One of the interesting things about aluminum cans is how quickly they can be reprocessed and reused.

Assuming a 100 percent recycling rate, cans that are melted and converted from ingots to rolled aluminum sheets can be re-manufactured as cans and returned to store shelves six times in a single year [8].

Interesting facts about aluminum cans

Here are a few facts about aluminum cans that may amaze and astound you—or at least make you think:

  • Approximately 200 billion aluminum beverage cans are purchased by consumers around the world each year [9].
  • While two-thirds of the world’s aluminum cans are recycled, 65-70 billion aluminum cans are discarded as waste on an annual basis.

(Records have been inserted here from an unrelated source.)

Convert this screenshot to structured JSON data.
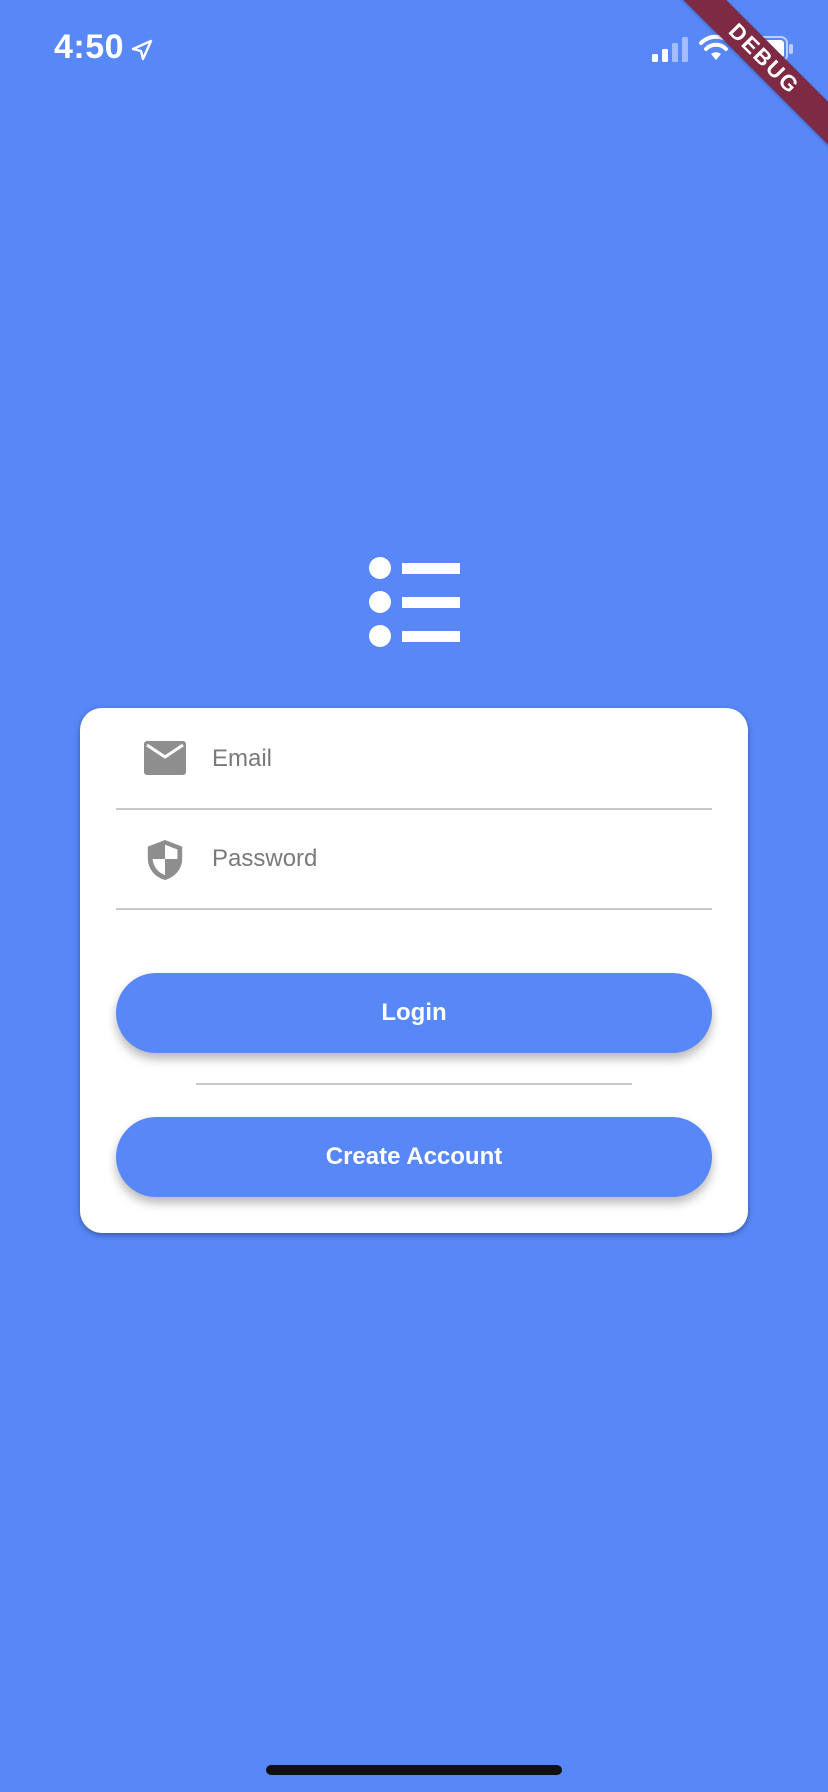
{
  "status_bar": {
    "time": "4:50"
  },
  "debug_banner": {
    "label": "DEBUG"
  },
  "login_form": {
    "email": {
      "placeholder": "Email",
      "value": ""
    },
    "password": {
      "placeholder": "Password",
      "value": ""
    },
    "login_label": "Login",
    "create_account_label": "Create Account"
  },
  "icons": {
    "logo": "list-icon",
    "email": "mail-icon",
    "password": "shield-icon"
  },
  "colors": {
    "background": "#5887F7",
    "button": "#5887F7",
    "card": "#FFFFFF",
    "icon": "#8E8E8E",
    "debug_ribbon": "#7E2A44"
  }
}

In the United States alone, $1 billion worth of aluminum cans are thrown away each year [10].
  • Making one aluminum can from scratch uses as much energy as making 20 from recycled aluminum [11].
  • The turnaround time for a recycled aluminum can to be turned into a new aluminum can is just 60 days [12].
  • The typical aluminum can contains 68 percent recycled aluminum, and this reduces the total energy needed to produce new cans by 50 percent [13].


Can aluminum foil be recycled?

Aluminum foil can be recycled, but to be sure recycling centers will accept it you should clean it thoroughly before taking it in, scrubbing away any meat, sauce or other food remnants that might be clinging to it.

Aluminum foil

Aluminum foil

The foil should be removed from disposable plastic containers, corrugated tubing, or any other materials it might have been attached to, and after the foil has been separated it should be balled up for easier handling.

The above recommendations also apply to aluminum baking trays and pie pans, and any other aluminum items used for food preparation.

Unfortunately, the recycling rates for aluminum foil and aluminum food pans is nowhere near as high as for aluminum cans, and that is a situation you can help to rectify.

There is no such thing as too much recycling

Each year, the global aluminum recycling industry prevents the release of 170 tons of greenhouse gases into the planet’s atmosphere [14].  Furthermore, the recycling of one ton of aluminum reduces energy consumption by 14,000 kilowatt hours, prevents 40 barrels of oil from being burned, and saves 10 cubic yards of landfill space [15].

These are impressive and important numbers that tell you all you need to know about the utility of aluminum recycling. Even though 75 percent of the aluminum ever produced is still in use, there is plenty of potential for improvement, and that is where your commitment to recycling the aluminum you purchase could help make the decisive difference.